From where I stood, it looked like they succeeded. To the north, the Antelope Valley has become the place where LA exiles all the stuff it needs, but doesn’t want to look at: gravel pits and transmission lines; solar facilities and sprawling mono-architecture subdivisions; prisons and Air Force bases. Red lights atop wind turbines flickered in syncopated rhythm along the base of the Tehachapi Mountains. The Los Angeles Aqueduct reflected the day’s last light, a pink-tinged silver eel slithering across the dusky landscape.

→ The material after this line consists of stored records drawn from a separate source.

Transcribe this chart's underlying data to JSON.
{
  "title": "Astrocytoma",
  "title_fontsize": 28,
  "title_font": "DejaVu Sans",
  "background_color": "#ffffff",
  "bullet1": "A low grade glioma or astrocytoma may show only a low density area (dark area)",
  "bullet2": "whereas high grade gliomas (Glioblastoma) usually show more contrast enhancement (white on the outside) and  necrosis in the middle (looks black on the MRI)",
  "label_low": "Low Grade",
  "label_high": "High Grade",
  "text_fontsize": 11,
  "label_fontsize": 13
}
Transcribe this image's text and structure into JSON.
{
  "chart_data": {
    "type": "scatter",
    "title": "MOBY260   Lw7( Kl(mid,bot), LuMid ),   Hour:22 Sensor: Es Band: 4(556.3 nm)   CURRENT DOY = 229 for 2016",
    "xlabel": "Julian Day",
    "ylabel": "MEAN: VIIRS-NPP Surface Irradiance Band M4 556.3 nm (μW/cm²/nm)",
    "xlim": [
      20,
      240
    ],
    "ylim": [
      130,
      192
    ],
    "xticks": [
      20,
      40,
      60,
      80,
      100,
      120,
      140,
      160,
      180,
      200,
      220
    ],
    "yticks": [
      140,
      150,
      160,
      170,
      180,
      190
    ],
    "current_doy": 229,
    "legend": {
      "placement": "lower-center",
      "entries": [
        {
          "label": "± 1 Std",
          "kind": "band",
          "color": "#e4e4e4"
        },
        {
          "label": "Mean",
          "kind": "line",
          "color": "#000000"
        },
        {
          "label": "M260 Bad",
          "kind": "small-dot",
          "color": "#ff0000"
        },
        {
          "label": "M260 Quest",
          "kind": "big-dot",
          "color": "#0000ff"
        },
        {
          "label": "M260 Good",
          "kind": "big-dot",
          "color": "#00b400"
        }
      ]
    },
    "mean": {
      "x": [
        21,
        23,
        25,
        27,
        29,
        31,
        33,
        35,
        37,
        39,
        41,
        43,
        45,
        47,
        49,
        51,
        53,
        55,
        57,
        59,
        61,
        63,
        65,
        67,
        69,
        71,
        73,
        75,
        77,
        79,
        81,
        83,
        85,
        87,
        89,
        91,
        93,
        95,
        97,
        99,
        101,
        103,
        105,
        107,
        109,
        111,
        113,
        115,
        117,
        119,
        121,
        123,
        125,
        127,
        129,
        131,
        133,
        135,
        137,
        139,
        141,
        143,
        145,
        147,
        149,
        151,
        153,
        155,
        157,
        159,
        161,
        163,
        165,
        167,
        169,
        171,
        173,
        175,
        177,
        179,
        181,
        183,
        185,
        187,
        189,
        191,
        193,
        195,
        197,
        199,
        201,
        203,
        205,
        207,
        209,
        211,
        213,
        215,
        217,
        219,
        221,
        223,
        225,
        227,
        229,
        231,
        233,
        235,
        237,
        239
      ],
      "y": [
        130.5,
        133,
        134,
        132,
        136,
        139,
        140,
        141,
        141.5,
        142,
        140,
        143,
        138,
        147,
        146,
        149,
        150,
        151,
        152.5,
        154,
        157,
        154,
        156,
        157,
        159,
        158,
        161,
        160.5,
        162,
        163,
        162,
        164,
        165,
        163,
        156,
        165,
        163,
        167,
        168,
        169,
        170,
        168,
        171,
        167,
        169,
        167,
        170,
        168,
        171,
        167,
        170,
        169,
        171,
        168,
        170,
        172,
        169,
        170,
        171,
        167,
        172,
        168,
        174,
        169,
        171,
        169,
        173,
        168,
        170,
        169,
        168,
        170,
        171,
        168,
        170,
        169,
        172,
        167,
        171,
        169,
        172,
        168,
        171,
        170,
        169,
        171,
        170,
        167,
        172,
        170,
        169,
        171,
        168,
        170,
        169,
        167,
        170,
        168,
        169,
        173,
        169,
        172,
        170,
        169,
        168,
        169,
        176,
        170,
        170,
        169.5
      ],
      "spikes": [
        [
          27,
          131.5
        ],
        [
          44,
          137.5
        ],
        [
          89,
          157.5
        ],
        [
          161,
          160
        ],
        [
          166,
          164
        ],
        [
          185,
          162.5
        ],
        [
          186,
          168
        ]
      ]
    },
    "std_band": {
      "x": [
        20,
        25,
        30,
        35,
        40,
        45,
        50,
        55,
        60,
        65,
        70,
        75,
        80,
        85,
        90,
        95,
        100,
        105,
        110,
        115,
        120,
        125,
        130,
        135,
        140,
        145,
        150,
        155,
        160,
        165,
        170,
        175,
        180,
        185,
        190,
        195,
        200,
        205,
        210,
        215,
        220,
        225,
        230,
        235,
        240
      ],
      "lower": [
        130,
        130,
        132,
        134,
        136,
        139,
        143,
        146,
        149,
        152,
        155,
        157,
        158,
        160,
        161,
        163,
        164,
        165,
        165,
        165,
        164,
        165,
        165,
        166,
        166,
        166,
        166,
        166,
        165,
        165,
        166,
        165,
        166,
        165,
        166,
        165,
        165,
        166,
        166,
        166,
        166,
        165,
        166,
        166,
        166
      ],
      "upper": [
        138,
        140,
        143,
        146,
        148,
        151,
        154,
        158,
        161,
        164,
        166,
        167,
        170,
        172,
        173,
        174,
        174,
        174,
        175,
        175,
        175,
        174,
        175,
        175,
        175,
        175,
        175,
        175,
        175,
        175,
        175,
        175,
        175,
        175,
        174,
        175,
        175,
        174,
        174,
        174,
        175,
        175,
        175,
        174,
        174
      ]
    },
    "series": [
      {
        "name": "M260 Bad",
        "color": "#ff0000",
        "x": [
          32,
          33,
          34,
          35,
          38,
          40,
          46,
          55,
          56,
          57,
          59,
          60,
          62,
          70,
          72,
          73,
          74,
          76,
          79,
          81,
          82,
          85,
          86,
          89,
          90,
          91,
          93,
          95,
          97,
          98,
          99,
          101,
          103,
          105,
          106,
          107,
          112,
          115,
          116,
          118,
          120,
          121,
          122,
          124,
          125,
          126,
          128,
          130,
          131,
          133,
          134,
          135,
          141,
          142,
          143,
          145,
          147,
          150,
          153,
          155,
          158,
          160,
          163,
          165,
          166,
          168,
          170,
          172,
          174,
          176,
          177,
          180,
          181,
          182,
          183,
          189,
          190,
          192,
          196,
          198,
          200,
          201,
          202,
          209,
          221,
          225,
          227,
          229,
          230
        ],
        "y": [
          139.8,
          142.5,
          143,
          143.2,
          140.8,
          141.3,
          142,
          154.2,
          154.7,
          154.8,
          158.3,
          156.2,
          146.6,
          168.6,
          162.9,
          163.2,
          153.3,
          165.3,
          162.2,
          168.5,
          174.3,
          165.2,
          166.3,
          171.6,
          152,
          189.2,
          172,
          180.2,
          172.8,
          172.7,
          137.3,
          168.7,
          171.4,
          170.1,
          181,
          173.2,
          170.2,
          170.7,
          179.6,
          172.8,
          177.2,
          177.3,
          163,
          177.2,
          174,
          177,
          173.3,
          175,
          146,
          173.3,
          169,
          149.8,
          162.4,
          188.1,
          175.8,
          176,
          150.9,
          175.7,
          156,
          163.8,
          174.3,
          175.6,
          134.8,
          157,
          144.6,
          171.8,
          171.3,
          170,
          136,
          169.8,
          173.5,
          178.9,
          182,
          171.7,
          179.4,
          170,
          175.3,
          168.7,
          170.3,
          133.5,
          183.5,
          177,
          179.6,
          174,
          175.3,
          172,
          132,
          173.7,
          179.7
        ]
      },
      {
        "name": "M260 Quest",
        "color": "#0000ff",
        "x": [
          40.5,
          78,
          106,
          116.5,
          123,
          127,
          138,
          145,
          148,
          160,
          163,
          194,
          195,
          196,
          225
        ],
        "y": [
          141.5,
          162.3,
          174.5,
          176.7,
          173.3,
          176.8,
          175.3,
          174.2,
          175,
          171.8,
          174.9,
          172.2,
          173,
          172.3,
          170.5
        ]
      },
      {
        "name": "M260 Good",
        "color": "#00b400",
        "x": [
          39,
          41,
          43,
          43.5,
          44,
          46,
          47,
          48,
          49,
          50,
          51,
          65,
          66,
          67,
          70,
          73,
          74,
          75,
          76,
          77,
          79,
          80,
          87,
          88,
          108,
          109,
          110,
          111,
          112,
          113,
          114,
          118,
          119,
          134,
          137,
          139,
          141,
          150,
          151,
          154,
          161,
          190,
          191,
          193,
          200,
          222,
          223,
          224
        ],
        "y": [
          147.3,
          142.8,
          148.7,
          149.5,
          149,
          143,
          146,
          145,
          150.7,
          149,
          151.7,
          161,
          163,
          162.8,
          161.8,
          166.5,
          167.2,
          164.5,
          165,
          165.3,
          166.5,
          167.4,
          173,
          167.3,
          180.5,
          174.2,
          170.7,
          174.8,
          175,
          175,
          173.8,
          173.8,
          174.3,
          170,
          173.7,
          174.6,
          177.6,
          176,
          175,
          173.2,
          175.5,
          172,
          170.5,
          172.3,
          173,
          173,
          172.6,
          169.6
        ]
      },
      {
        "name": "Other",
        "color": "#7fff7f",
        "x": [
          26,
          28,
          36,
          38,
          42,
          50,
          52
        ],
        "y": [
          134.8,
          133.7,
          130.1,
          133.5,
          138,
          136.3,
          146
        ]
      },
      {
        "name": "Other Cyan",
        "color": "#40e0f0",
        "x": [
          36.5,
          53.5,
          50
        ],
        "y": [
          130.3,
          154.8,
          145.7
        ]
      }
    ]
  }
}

Yet the Mojave is also a place — if “place” can describe an expanse so vast it warps your sense of space and time — full of wonder and weirdness and diversity and beauty. It draws eccentrics and artists, misfits and misanthropists, the priced-out and disenfranchised, making for a vital human community scattered across the desert. Artists like Kim Stringfellow — profiled in this issue — are trying to capture and communicate the Mojave’s unique qualities to permanently dismantle the wasteland myth.

And a coalition of Mojave Desert tribes — descendants of the people the “wasteland” moniker was largely designed to erase — is leading an effort to establish the Avi Kwa Ame National Monument on southern Nevada lands held sacred by Yuman tribes. This enormous swath of the Mojave has stubbornly resisted industrialization; it remains ecologically abundant and culturally significant, a place where springtime wildflowers carpet the rocky earth with stunning yellows, reds and blues, and where anthropoid Joshua trees enthusiastically wave their prickly arms against the blaze-orange sunset.

It is all a testament to the fact that the Mojave has never been a wasteland, but rather a land of immense, indomitable vitality and resilience. Despite everything, the Western landscape and its diverse inhabitants, both human and non-human, endure, tough and tenacious and vividly, uniquely alive.